Classic Cremation & Funeral Services Inc. is a locally owned, grass-roots funeral business, providing simple and tailored cremation, burial and celebration of life services. The owner, Ngaio Davis, a proud Canadian who was raised on the west coast of B.C., has fifteen solid years of funeral service experience and seeks to continue in this exemplary profession in way that is meaningful and progressive. Through professional and personal experiences with diverse funeral and mourning rituals and observances, she has a keen interest in assisting the public in “Natural Death” practices, including Green Burial and other eco-conscious options, adding a much needed and fresh alternative to traditional funeral practices in the Vancouver area.
At Classic Cremation we know and appreciate the value of hard work and have made deliberate choices to ensure that our services and merchandise are offered at fair and affordable prices without sacrificing our customers expectations and experience. Our facilities are modest yet comfortable, ensuring lower overhead costs than larger funeral home operations. By not having a chapel on-site, the options of memorial and celebration venues are as varied as our clients and our city.
Our mission at Classic Cremation & Funeral Services Inc. is to strive for daily excellence by:
- listening to the needs of others and finding unique complimentary solutions
- being innovators in funeral service while remaining respectful of its rich history
- being educators in our communities, promoting the value of rituals new and old, and the value of celebrating and memorializing lives lived
We trust that our deep respect for those we serve will provide a safe and comfortable atmosphere throughout your grief journey.
An Introduction to Ngaio Davis, CFSP
Working in funeral service requires one to be wholly present in each and every situation, to be able to listen to and through the words of the bereaved and respond appropriately, to be able to adapt to an ever-changing landscape and to quietly support the people you work with. These attributes are what drew Ngaio into funeral service and her dedication to stay true to them is what keeps her in this field.
Nothing about Ngaio’s life has ever been “run-of-the-mill”, from being raised as a farm-girl in rural B.C. to becoming a journey-person carpenter in her early 20’s. So it’s no wonder that after years of working in traditional funeral homes, both corporately and privately owned, Ngaio took the big leap of opening up her own non-traditional funeral provider business so that she could practice her work in a way that was more in tune with how she felt about funeral service.
Funeral Directors are involved with people at an incredibly vulnerable and intimate time in their lives and the responsibility they have is simply to serve their needs, whatever they are. Too often families are met with inflexibility of service from funeral homes, causing them to compromise their needs and settle for services and products that a funeral home offers. Even, when it isn’t exactly how they would prefer to memorialize the one they cared so deeply for. Ngaio sets herself apart from other funeral directors and traditional funeral homes by simply asking, “How can I help you?”, rather than providing a limited number of options and then asking the client to choose one.

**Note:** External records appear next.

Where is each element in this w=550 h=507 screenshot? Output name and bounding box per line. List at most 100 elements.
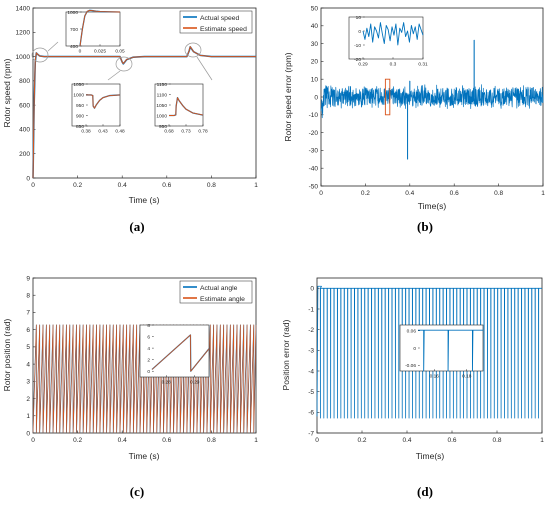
x-tick-label: 0.6 <box>162 437 171 444</box>
y-tick-label: -20 <box>309 130 319 137</box>
y-tick-label: 9 <box>26 275 30 282</box>
inset-x-tick-label: 0.29 <box>190 380 200 386</box>
y-tick-label: 20 <box>311 59 319 66</box>
x-tick-label: 0.8 <box>207 437 216 444</box>
inset-series-estimate-angle <box>151 334 210 372</box>
inset-y-tick-label: 1100 <box>157 92 168 98</box>
x-tick-label: 0.4 <box>118 437 127 444</box>
inset-y-tick-label: 400 <box>70 44 78 50</box>
inset-c: 0 2 4 6 8 0.28 0.29 <box>139 323 210 386</box>
inset-y-tick-label: 950 <box>159 124 167 130</box>
x-tick-label: 0.2 <box>361 190 370 197</box>
inset-y-tick-label: -0.06 <box>405 363 416 369</box>
inset-x-tick-label: 0.3 <box>390 62 397 68</box>
x-tick-label: 1 <box>254 182 258 189</box>
y-tick-label: 200 <box>19 151 30 158</box>
legend-actual-angle: Actual angle <box>200 285 238 292</box>
inset-x-tick-label: 0.68 <box>164 129 174 135</box>
x-tick-label: 0.8 <box>494 190 503 197</box>
inset-x-tick-label: 0 <box>79 49 82 55</box>
y-axis-label-b: Rotor speed error (rpm) <box>283 52 293 141</box>
x-tick-label: 0.8 <box>492 437 501 444</box>
inset-x-tick-label: 0.48 <box>115 129 125 135</box>
inset-x-tick-label: 0.16 <box>430 374 440 380</box>
legend-a: Actual speed Estimate speed <box>179 10 253 34</box>
y-tick-label: -4 <box>308 368 314 375</box>
x-axis-label-a: Time (s) <box>129 195 160 205</box>
y-axis-label-d: Position error (rad) <box>281 319 291 390</box>
inset-y-tick-label: 900 <box>76 113 84 119</box>
inset-series-estimate <box>79 9 121 47</box>
inset-a-peak: 950 1000 1050 1100 1150 0.68 0.73 0.78 <box>154 82 208 135</box>
series-estimate-angle <box>32 324 257 433</box>
x-axis-label-c: Time (s) <box>129 451 160 461</box>
y-tick-label: -2 <box>308 327 314 334</box>
y-tick-label: 600 <box>19 102 30 109</box>
y-axis-label-a: Rotor speed (rpm) <box>2 58 12 127</box>
legend-estimate-speed: Estimate speed <box>200 26 247 33</box>
zoom-markers-a <box>31 41 213 81</box>
y-tick-label: 30 <box>311 41 319 48</box>
x-tick-label: 0.4 <box>405 190 414 197</box>
x-tick-label: 1 <box>540 437 544 444</box>
inset-y-tick-label: 850 <box>76 124 84 130</box>
inset-y-tick-label: 1000 <box>73 92 84 98</box>
caption-a: (a) <box>129 219 144 234</box>
caption-b: (b) <box>417 219 433 234</box>
x-axis-b: 0 0.2 0.4 0.6 0.8 1 <box>319 183 545 197</box>
inset-y-tick-label: 10 <box>356 15 362 21</box>
y-tick-label: -5 <box>308 389 314 396</box>
y-tick-label: -7 <box>308 430 314 437</box>
x-tick-label: 0.4 <box>402 437 411 444</box>
inset-x-tick-label: 0.18 <box>462 374 472 380</box>
inset-y-tick-label: 950 <box>76 103 84 109</box>
series-estimate-speed <box>32 46 256 179</box>
x-axis-label-d: Time(s) <box>416 451 445 461</box>
inset-y-tick-label: 1050 <box>73 82 84 88</box>
y-tick-label: 800 <box>19 78 30 85</box>
x-tick-label: 1 <box>254 437 258 444</box>
inset-y-tick-label: 1000 <box>67 10 78 16</box>
caption-d: (d) <box>417 484 433 499</box>
inset-x-tick-label: 0.28 <box>162 380 172 386</box>
inset-y-tick-label: 2 <box>147 357 150 363</box>
inset-x-tick-label: 0.29 <box>358 62 368 68</box>
y-tick-label: 400 <box>19 127 30 134</box>
inset-y-tick-label: 1050 <box>156 103 167 109</box>
inset-y-tick-label: 1150 <box>157 82 168 88</box>
y-tick-label: 1400 <box>16 5 31 12</box>
y-axis-d: -7 -6 -5 -4 -3 -2 -1 0 <box>308 286 320 437</box>
inset-d: -0.06 0 0.06 0.16 0.18 <box>399 324 484 380</box>
inset-y-tick-label: 700 <box>70 27 78 33</box>
inset-a-startup: 400 700 1000 0 0.025 0.05 <box>65 9 125 55</box>
x-tick-label: 0 <box>319 190 323 197</box>
series-position-error <box>316 285 542 419</box>
inset-y-tick-label: 0.06 <box>407 329 417 335</box>
inset-series-estimate <box>86 94 121 109</box>
y-tick-label: 0 <box>26 430 30 437</box>
inset-series-position-error <box>418 329 483 372</box>
inset-y-tick-label: 0 <box>358 29 361 35</box>
y-tick-label: 0 <box>310 286 314 293</box>
x-tick-label: 0 <box>31 182 35 189</box>
zoom-box <box>384 78 391 116</box>
y-tick-label: 7 <box>26 310 30 317</box>
x-axis-label-b: Time(s) <box>418 201 447 211</box>
y-tick-label: 8 <box>26 293 30 300</box>
y-tick-label: 0 <box>314 94 318 101</box>
y-axis-c: 0 1 2 3 4 5 6 7 8 9 <box>26 275 36 437</box>
inset-x-tick-label: 0.73 <box>181 129 191 135</box>
y-tick-label: 1000 <box>16 54 31 61</box>
y-tick-label: -3 <box>308 348 314 355</box>
x-tick-label: 0.6 <box>447 437 456 444</box>
y-tick-label: 2 <box>26 396 30 403</box>
y-tick-label: 40 <box>311 23 319 30</box>
inset-series-estimate <box>169 97 204 116</box>
x-tick-label: 0.2 <box>357 437 366 444</box>
x-tick-label: 0.8 <box>207 182 216 189</box>
inset-x-tick-label: 0.78 <box>198 129 208 135</box>
inset-y-tick-label: -10 <box>354 43 361 49</box>
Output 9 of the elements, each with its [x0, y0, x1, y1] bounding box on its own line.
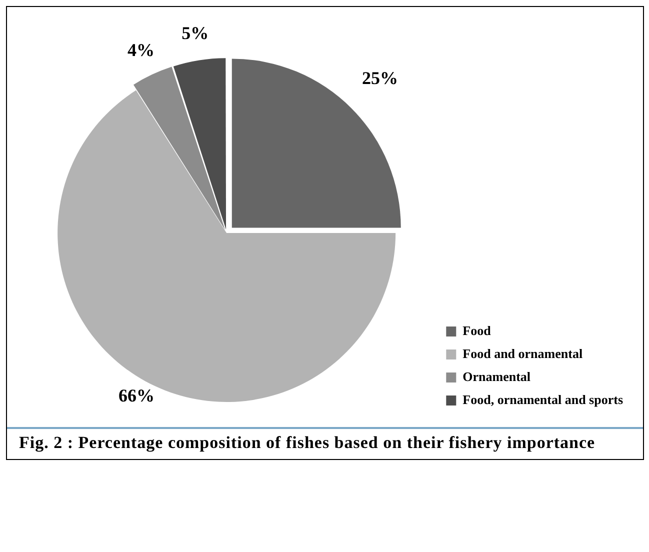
data-label: 4%	[127, 40, 154, 60]
legend-label: Food and ornamental	[462, 346, 583, 361]
legend-label: Ornamental	[462, 368, 531, 384]
data-label: 66%	[118, 386, 154, 406]
text: Fig. 2 : Percentage composition of fishes based on their fishery importance	[7, 427, 643, 459]
legend-label: Food	[462, 322, 492, 338]
data-label: 25%	[362, 68, 398, 88]
legend-label: Food, ornamental and sports	[462, 392, 624, 407]
data-label: 5%	[182, 23, 209, 44]
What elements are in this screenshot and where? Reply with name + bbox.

One of Ngaio’s goals in funeral service is to bring more awareness and offerings to people about eco-friendly funeral options. Such as, green or natural burial, green cremation, natural viewings, green caskets and biodegradable urns. In life, many of us are concerned with our impact on the environment and so can we be at death. It is an area that is slowly starting to gain recognition and Ngaio is doing her best to be at the forefront of it in Vancouver.
Not only is Ngaio fully committed to offering sincere and genuine assistance to people who have just experienced a death, she is keen to encourage people to talk openly about death and dying. It is frequently acknowledged that North Americans in general have a poor relationship with the topic of death, which translates into numerous difficulties and issues in other areas. In her capacity as a funeral director, she has experienced too often the utter desperation people are faced with because they are not at all prepared to face a death experience. As an independent funeral provider, Ngaio now has the freedom to get involved with spreading the conversation that other western nations are having about the new age of death and dying.